Claiming that Ocala’s “unconstitutional” ordinances force homeless people to leave town or land in jail, the ACLU of Florida, the Southern Legal Counsel and another attorney filed a class action lawsuit in federal court today against the Central Florida city.
The legal groups say the ordinances violate both the U.S. and Florida’s Constitution.
What’s called an “open lodging” ordinance states that a person cannot lodge or take temporary shelter on private or public property without permission.
The class action suit was filed on behalf of three homeless individuals who have collectively spent 210 days in jail and been assessed over $9,000 in fines, fees, and costs due to the city’s enforcement practices.
Another 279 individuals in Ocala are unnamed plaintiffs in the case who have been or will be subjected to the city’s “unlawful policies” because they’re also homeless.
“The city of Ocala has adopted and enforced unconstitutional ordinances as part of a deliberate campaign of arresting people in a broken-windows policing strategy called ‘Operation Street Sweeper,’” Kristen Anderson, litigation director for Southern Legal Counsel, said in a statement.
Ocala Mayor Kent Guinn published a column in the Ocala Star-Banner last year, in which he embraced the “Broken Windows” method of policing enforcement policy that targets minor offenses such as vandalism, public drinking and panhandling to “create an atmosphere of lawful order, thereby reducing more serious crimes,” he wrote.
The policy became nationally famous after it was adopted by New York City’s police department in the early 1990s, under then Mayor Rudy Giuliani.

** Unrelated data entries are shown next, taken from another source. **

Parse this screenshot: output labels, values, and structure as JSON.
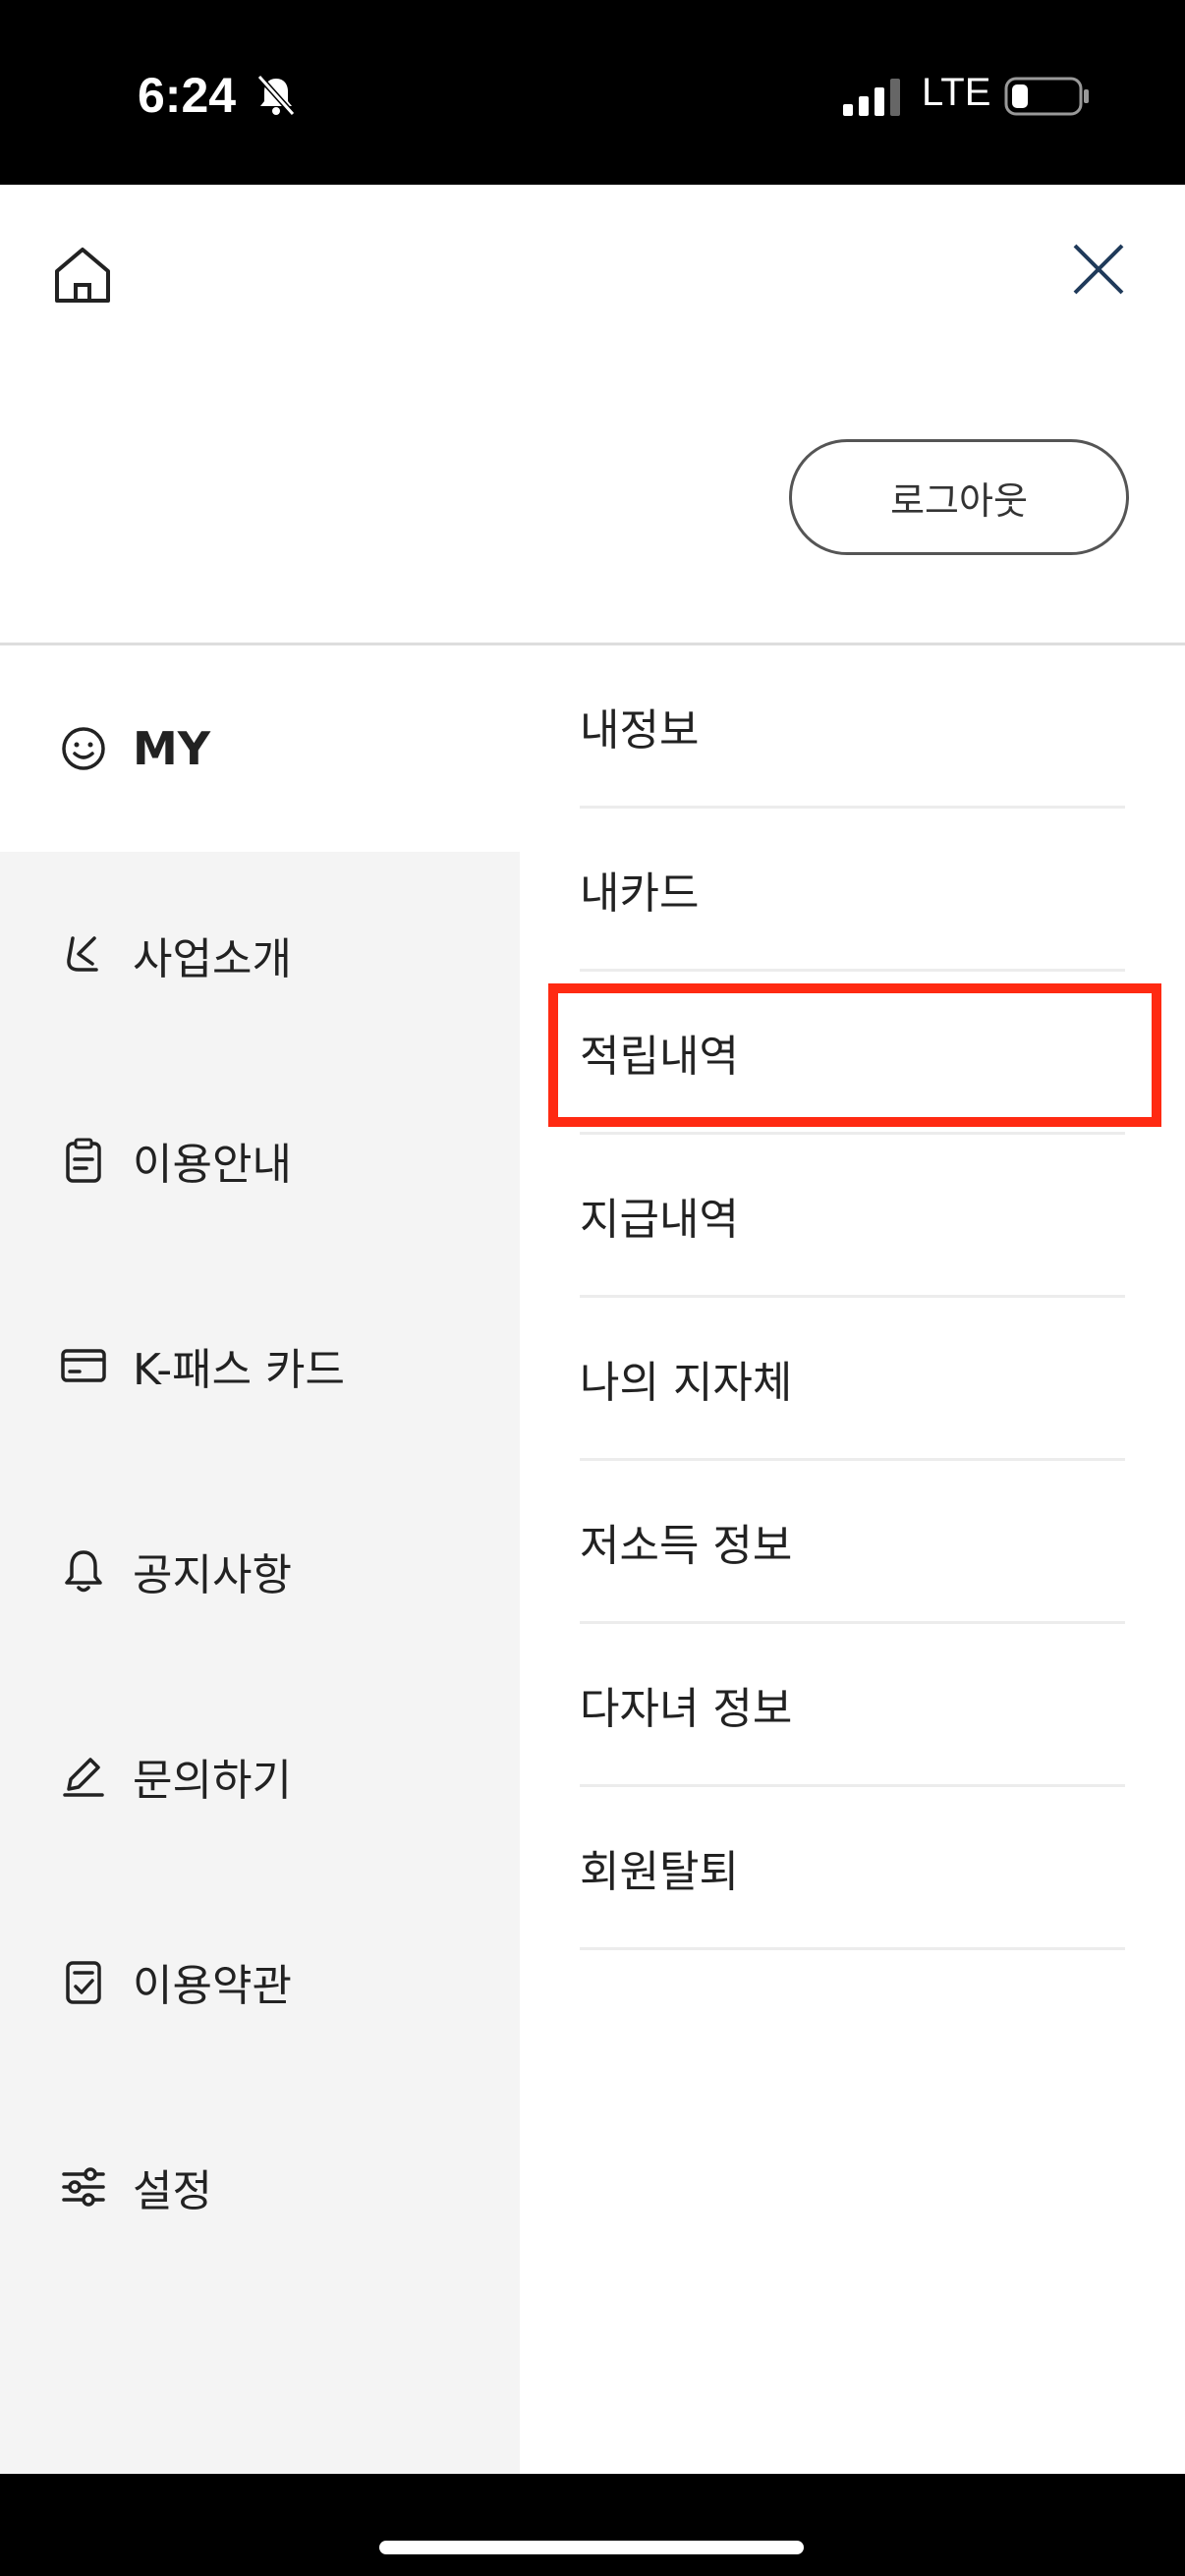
{
  "status_bar": {
    "time": "6:24",
    "network": "LTE",
    "icons": [
      "bell-muted-icon",
      "signal-icon",
      "battery-icon"
    ]
  },
  "header": {
    "home_icon": "home-icon",
    "close_icon": "close-icon",
    "logout_label": "로그아웃"
  },
  "left_menu": {
    "items": [
      {
        "label": "MY",
        "icon": "smile-icon",
        "selected": true
      },
      {
        "label": "사업소개",
        "icon": "k-logo-icon"
      },
      {
        "label": "이용안내",
        "icon": "clipboard-icon"
      },
      {
        "label": "K-패스 카드",
        "icon": "card-icon"
      },
      {
        "label": "공지사항",
        "icon": "bell-icon"
      },
      {
        "label": "문의하기",
        "icon": "pencil-icon"
      },
      {
        "label": "이용약관",
        "icon": "document-check-icon"
      },
      {
        "label": "설정",
        "icon": "sliders-icon"
      }
    ]
  },
  "sub_menu": {
    "items": [
      {
        "label": "내정보"
      },
      {
        "label": "내카드"
      },
      {
        "label": "적립내역",
        "highlighted": true
      },
      {
        "label": "지급내역"
      },
      {
        "label": "나의 지자체"
      },
      {
        "label": "저소득 정보"
      },
      {
        "label": "다자녀 정보"
      },
      {
        "label": "회원탈퇴"
      }
    ]
  },
  "colors": {
    "highlight": "#ff2a12",
    "left_bg": "#f4f4f4",
    "icon_navy": "#1f3a5a"
  }
}
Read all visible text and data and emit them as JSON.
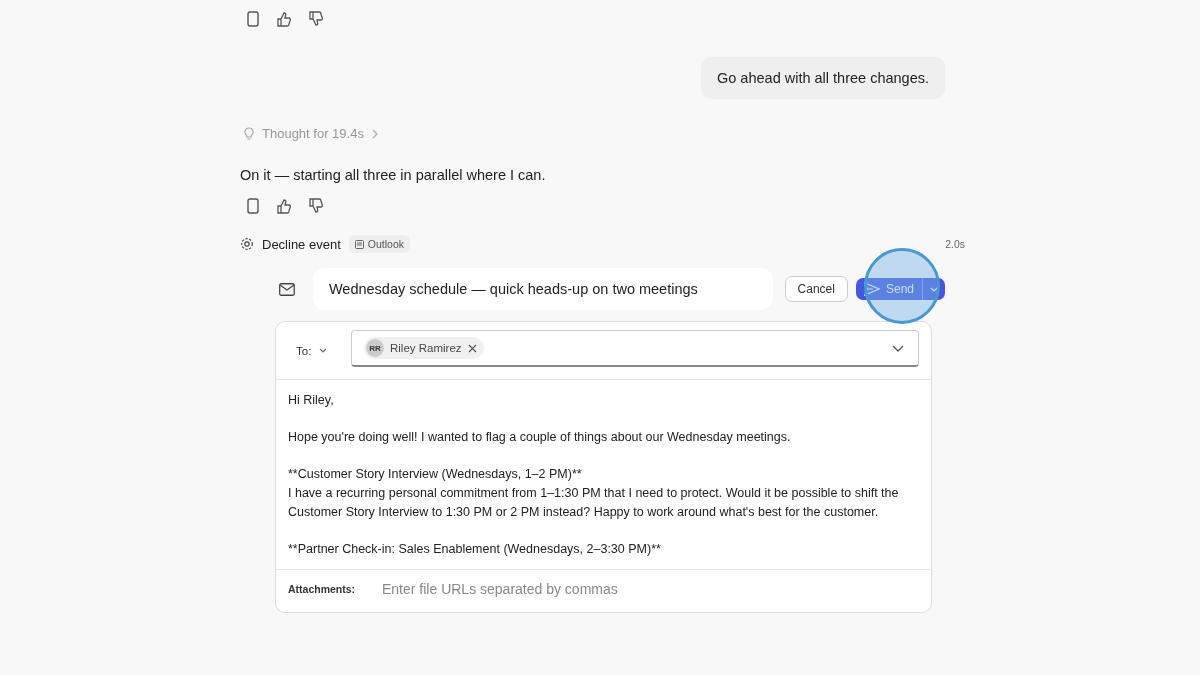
{
  "user_message": "Go ahead with all three changes.",
  "thought": {
    "label": "Thought for 19.4s"
  },
  "reply": "On it — starting all three in parallel where I can.",
  "action": {
    "label": "Decline event",
    "app": "Outlook",
    "duration": "2.0s"
  },
  "email": {
    "subject": "Wednesday schedule — quick heads-up on two meetings",
    "cancel": "Cancel",
    "send": "Send",
    "highlighted": true,
    "to_label": "To:",
    "recipients": [
      {
        "initials": "RR",
        "name": "Riley Ramirez"
      }
    ],
    "body": [
      [
        "Hi Riley,"
      ],
      [
        "Hope you're doing well! I wanted to flag a couple of things about our Wednesday meetings."
      ],
      [
        "**Customer Story Interview (Wednesdays, 1–2 PM)**",
        "I have a recurring personal commitment from 1–1:30 PM that I need to protect. Would it be possible to shift the Customer Story Interview to 1:30 PM or 2 PM instead? Happy to work around what's best for the customer."
      ],
      [
        "**Partner Check-in: Sales Enablement (Wednesdays, 2–3:30 PM)**"
      ]
    ],
    "attachments_label": "Attachments:",
    "attachments_placeholder": "Enter file URLs separated by commas"
  }
}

The ACLU and Southern Legal Counsel attorneys are calling for an injunction to have Ocala police officers stop arresting, citing or otherwise enforcing the ordinance against the homeless. They also want the court to compel the city to stop issuing trespassing orders, which they claim has been “banning homeless people from public squares and parks and making their mere presence in public a crime.”
“The City of Ocala received the information this morning and is currently working with our attorneys to review the details of the documents,” Ocala spokesperson Ashley Dobbs told the Phoenix in an email. “The City will not be able to provide any feedback until all information has been reviewed.”
The suit was filed in the U.S. District Court Middle District of Florida.